Oui ! Bien sûr mes amis. Non seulement Noël peut nous sauver aujourd’hui, mais c’est précisément de Noël dont nous avons besoin pour ressusciter, pour nous sortir de cette nasse dans laquelle nous nous épuisons lentement. Et pour cela, songeons précisément à Noël tel qu’il nous est raconté dans l’Évangile selon Luc, cet évangile qui ne semble pas être du tout à la hauteur de la situation : un nouveau-né qui n’avait pas de place pour venir au monde est placé dans une mangeoire. Quand on y pense, c’est vraiment dérisoire. Quand on pense à tous les moyens que nous déployons de nos jours pour essayer de nous en sortir, un nouveau-né ne pèse pas lourd. Mais c’est l’éclat d’Évangile que j’aimerais que nous retenions pour cette année – un bout d’Évangile qui fait l’éloge de la faiblesse, du manque, du trois fois rien. C’est l’évangile des démunis, c’est l’évangile sans munition, l’évangile sans le pouvoir d’exercer la moindre contrainte.

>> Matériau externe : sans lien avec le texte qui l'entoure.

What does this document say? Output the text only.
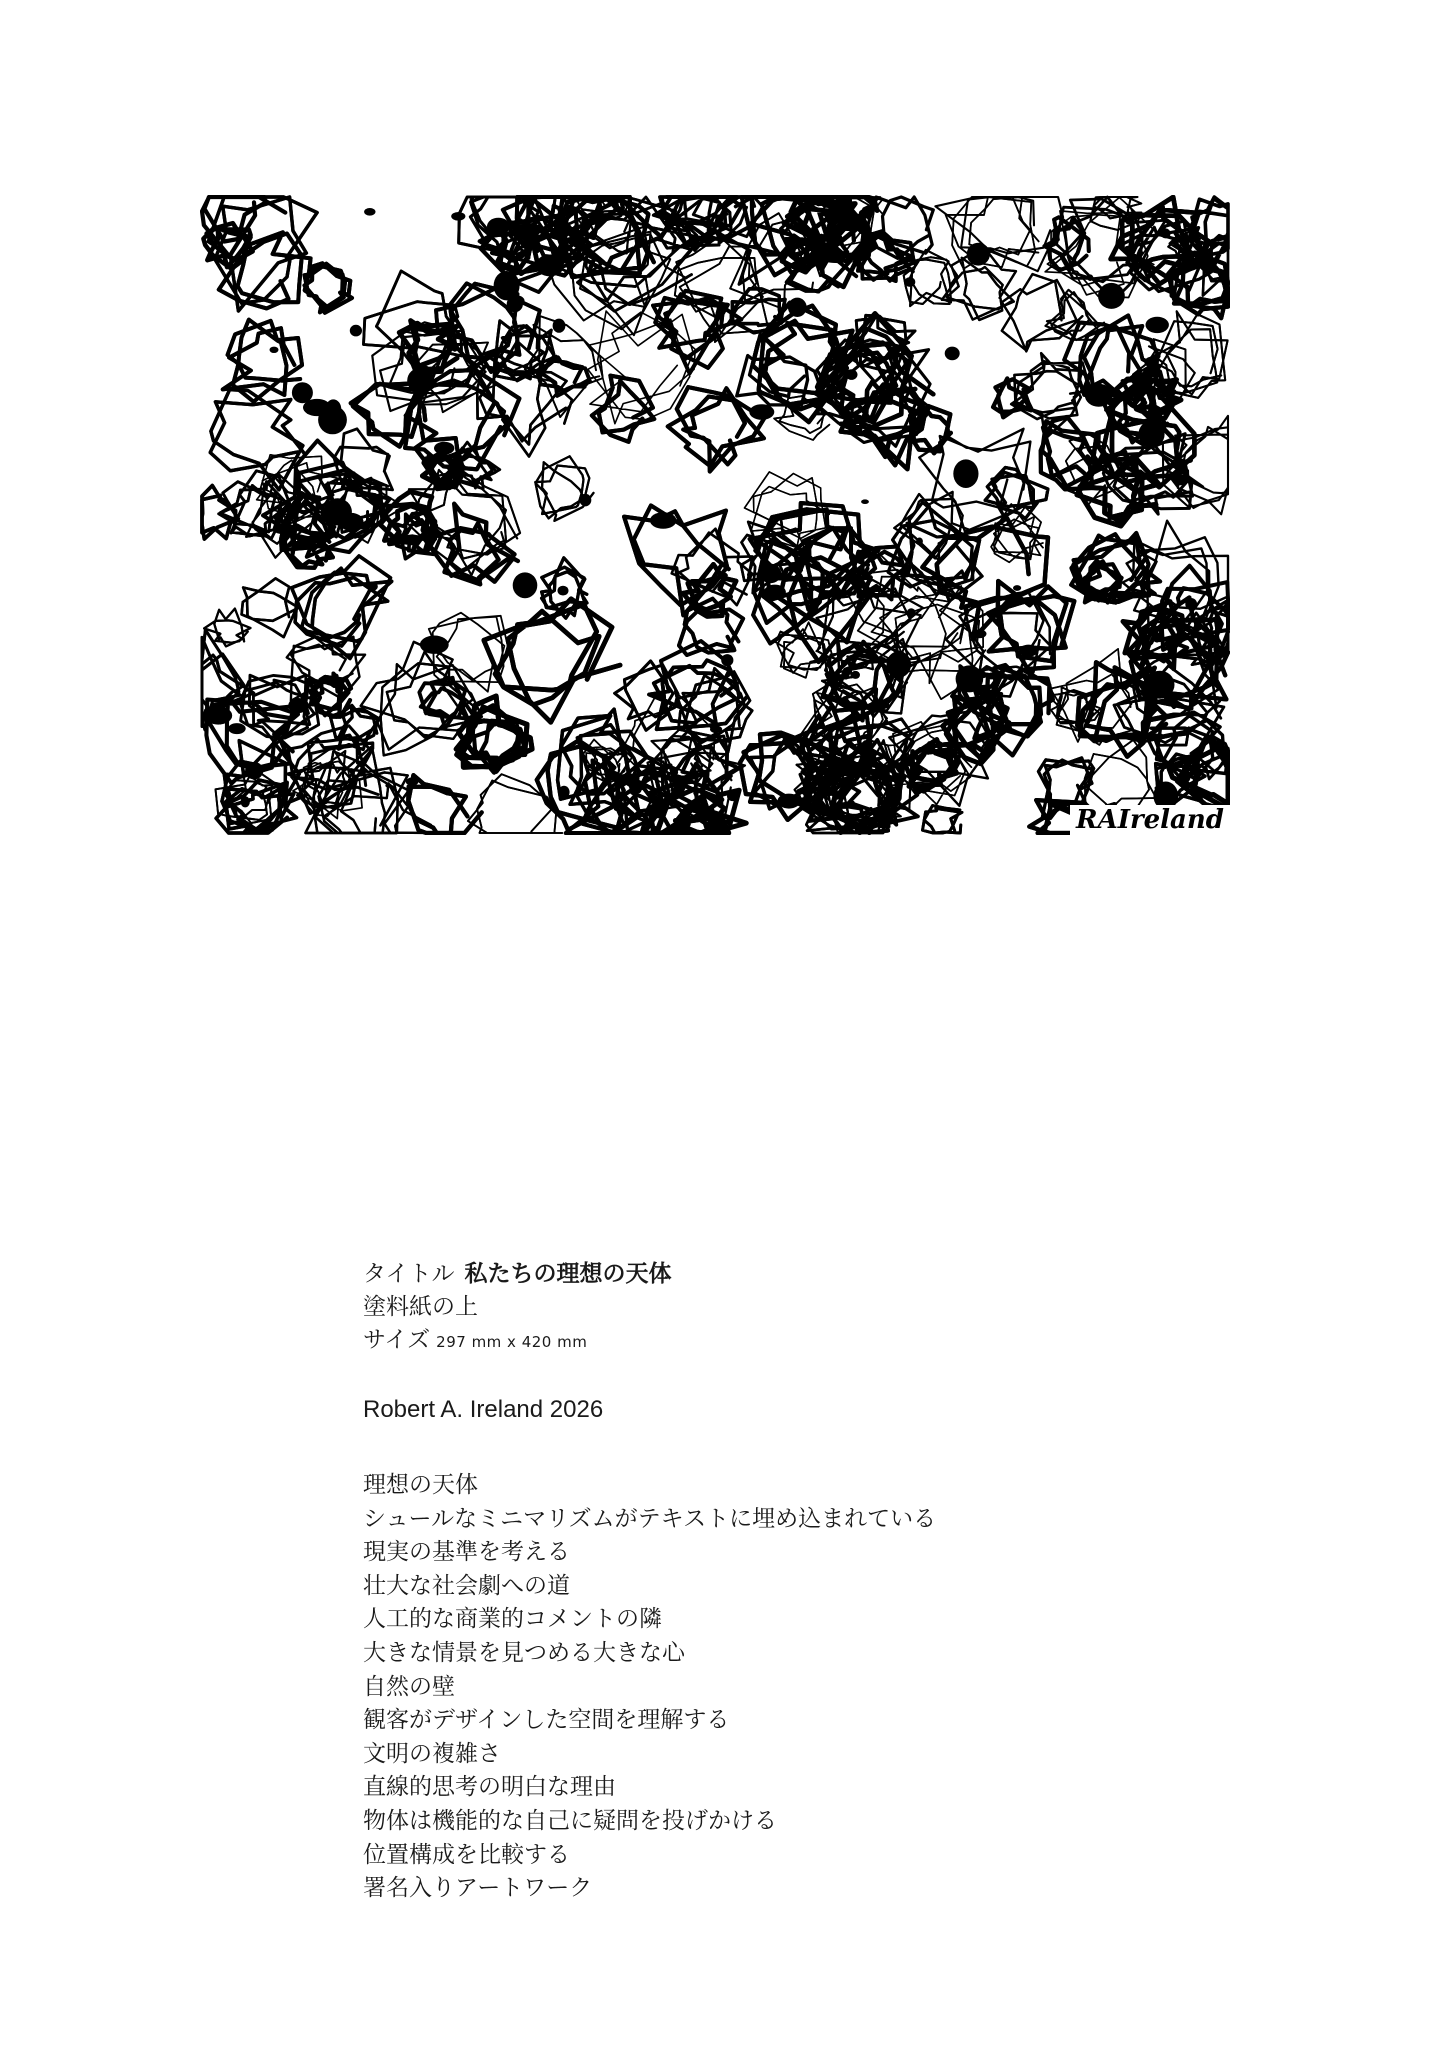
RAIreland
タイトル 私たちの理想の天体
塗料紙の上
サイズ 297 mm x 420 mm
Robert A. Ireland 2026
理想の天体
シュールなミニマリズムがテキストに埋め込まれている
現実の基準を考える
壮大な社会劇への道
人工的な商業的コメントの隣
大きな情景を見つめる大きな心
自然の壁
観客がデザインした空間を理解する
文明の複雑さ
直線的思考の明白な理由
物体は機能的な自己に疑問を投げかける
位置構成を比較する
署名入りアートワーク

Et pourtant. Et pourtant tout se met en mouvement grâce à Noël. Des savants se mettront en route de l’autre côté de l’horizon pour adorer celui qui n’a strictement rien fait pour cela. Des bergers vont accourir et traverser l’espace, les territoires qui les séparent de ce nouveau-né qui n’a rien demandé, rien exigé, rien fait pour cela. Ce nouveau-né est sans pouvoir, sans moyens financiers, il est on ne peut plus faible, fragile, comme le sont tous les nouveau-nés. Mais il n’est pas sans puissance, comme le sont tous les nouveau-nés.
Jésus, dans cet épisode, annonce la vérité dont l’apôtre Paul sera porteur : « Quand je suis faible, c’est alors que je suis puissant (2 Co 12/10). » La faiblesse, la fragilité, la vulnérabilité, sont des choses précieuses car elles laissent de la place aux autres et, mieux que cela, la vulnérabilité crée une sorte d’appel d’air qui attire la bienveillance et la créativité qui sont capables de prendre soin de la situation qui est dans un état particulièrement précaire.
Noël nous sauve, aujourd’hui encore, car Noël nous sensibilise à la fragilité de l’existence tout en nous révélant la puissance d’amour dont nous sommes rendus capables, par grâce seule. C’est cela que j’aimerais développer en deux points qui me semblent exprimer l’esprit de Noël qui est susceptible de venir à notre secours pour le temps présent.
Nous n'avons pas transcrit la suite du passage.